PiGRAND: New AI Framework Uses Graph Neural Networks to Model 3D Printing Heat Transfer

Researchers at Leipzig University have published PiGRAND, a new machine learning framework that combines physics-informed modeling with graph neural networks to better predict heat transfer in 3D printing processes.

The Heat Transfer Challenge

Heat transport is critical in additive manufacturing. The quality of 3D printed parts depends heavily on how heat flows through the material during printing. Traditional finite element methods are computationally expensive, and purely data-driven approaches often lack physical consistency.

PiGRAND Combines Physics with Graph Neural Networks

PiGRAND addresses these limitations by embedding physical principles derived from partial differential equations directly into the learning model. The framework uses graph neural diffusion to model continuous heat transport across the geometry being printed.

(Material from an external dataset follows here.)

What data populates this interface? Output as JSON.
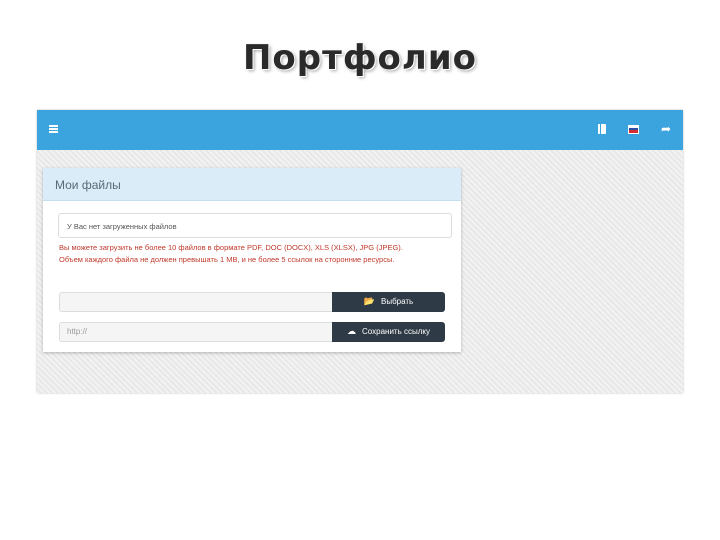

The approach is inspired by both explicit Euler and implicit Crank-Nicolson numerical methods for modeling heat equations. By combining these with sub-learning models, PiGRAND secures accurate diffusion across graph nodes representing different points in the print geometry.

Key Innovations

• Efficient graph construction: A new procedure reduces computational complexity for graph learning
• Physics-constrained: Incorporates actual physical laws rather than learning purely from data
• Transfer learning: Combined with efficient transfer learning for improved computational performance
• Open source: Code available on GitHub

Results

Evaluated on thermal images from actual 3D printing, PiGRAND showed significant improvements in prediction accuracy and computational performance compared to traditional graph neural diffusion (GRAND) and physics-informed neural networks (PINNs).

This research represents a significant step toward intelligent, real-time process control in additive manufacturing where quality predictions could be made during printing rather than after.